How can Bonjour be setup to function over a VPN connection using Mac OS X — Mountain Lion Server?

I purchased Mountain Lion Server for our office thinking that Bonjour would automatically enable any computers connected via VPN to see all computers and applications (such as Bento) running on the office network. The hope was that those of us working at home would feel just like we were in the office, with all network services working transparently over the VPN connection. However, I see that Bonjour (aka mDNS) is not enabled to work over the VPN by default.
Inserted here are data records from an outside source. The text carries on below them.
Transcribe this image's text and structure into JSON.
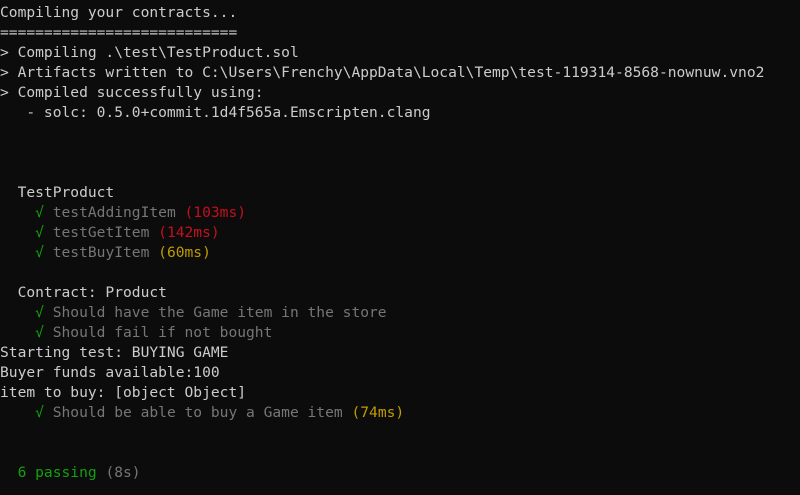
{
  "compile": {
    "header": "Compiling your contracts...",
    "separator": "===========================",
    "line_compiling": "> Compiling .\\test\\TestProduct.sol",
    "line_artifacts": "> Artifacts written to C:\\Users\\Frenchy\\AppData\\Local\\Temp\\test-119314-8568-nownuw.vno2",
    "line_success": "> Compiled successfully using:",
    "line_solc": "   - solc: 0.5.0+commit.1d4f565a.Emscripten.clang"
  },
  "suite1": {
    "title": "  TestProduct",
    "tests": [
      {
        "check": "    √",
        "name": " testAddingItem",
        "duration": " (103ms)"
      },
      {
        "check": "    √",
        "name": " testGetItem",
        "duration": " (142ms)"
      },
      {
        "check": "    √",
        "name": " testBuyItem",
        "duration": " (60ms)"
      }
    ]
  },
  "suite2": {
    "title": "  Contract: Product",
    "tests": [
      {
        "check": "    √",
        "name": " Should have the Game item in the store"
      },
      {
        "check": "    √",
        "name": " Should fail if not bought"
      }
    ],
    "log_lines": [
      "Starting test: BUYING GAME",
      "Buyer funds available:100",
      "item to buy: [object Object]"
    ],
    "last_test": {
      "check": "    √",
      "name": " Should be able to buy a Game item",
      "duration": " (74ms)"
    }
  },
  "summary": {
    "passing": "  6 passing",
    "time": " (8s)"
  },
  "colors": {
    "background": "#0c0c0c",
    "text": "#cccccc",
    "check_green": "#13a10e",
    "dim_gray": "#767676",
    "slow_red": "#c50f1f",
    "medium_yellow": "#c19c00"
  }
}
Can I configure Mountain Lion Server to automatically pass Bonjour traffic over the VPN? Is there any reason not to do this?


Solution 1:

It's true that a pure layer 2 vpn setup would instantly enables the bonjour service without any other configurations. The difficulty is to find a layer 2 vpn, to install it and configure it. There are probably some proprietary solutions that enable this feature. To my knowledge there is only 1 good layer 2 vpn. It's open source and it's call openvpn. It does layer 3 vpn via the tun adapter and also layer 2 via the tap adapter.

To give more details on the installation of a layer 2 vpn, one need to understand some fundamentals basic of linux and networking. The vpn client will need to be in the same subnet or also know as vlan or even broadcast domain as the other bonjour devices like printer, mac osx server, etc. In order to do so, a linux/unix server serving as the vpn will bridge one of it's network card which is in the same vlan/subnet.

For the more experimented here is a very useful document on the setup.

https://openvpn.net/index.php/open-source/documentation/miscellaneous/76-ethernet-bridging.html

If it's too technical, this article seems to also be helpful for a more straightforward way of deploying a layer 2 vpn for bonjour.

http://www.wedebugyou.com/2013/01/how-to-use-bonjour-over-vpn/

Solution 2:

If you use a L2 VPN setup, then broadcasts like mDNS should work just fine as long as VPN clients are on the same subnet as everything else.

If you use a L3 VPN solution, then you'll have to use a technology that can handle mDNS across broadcast domains. Allowing the 224.0.0.251 multicast group across routes should do this usually.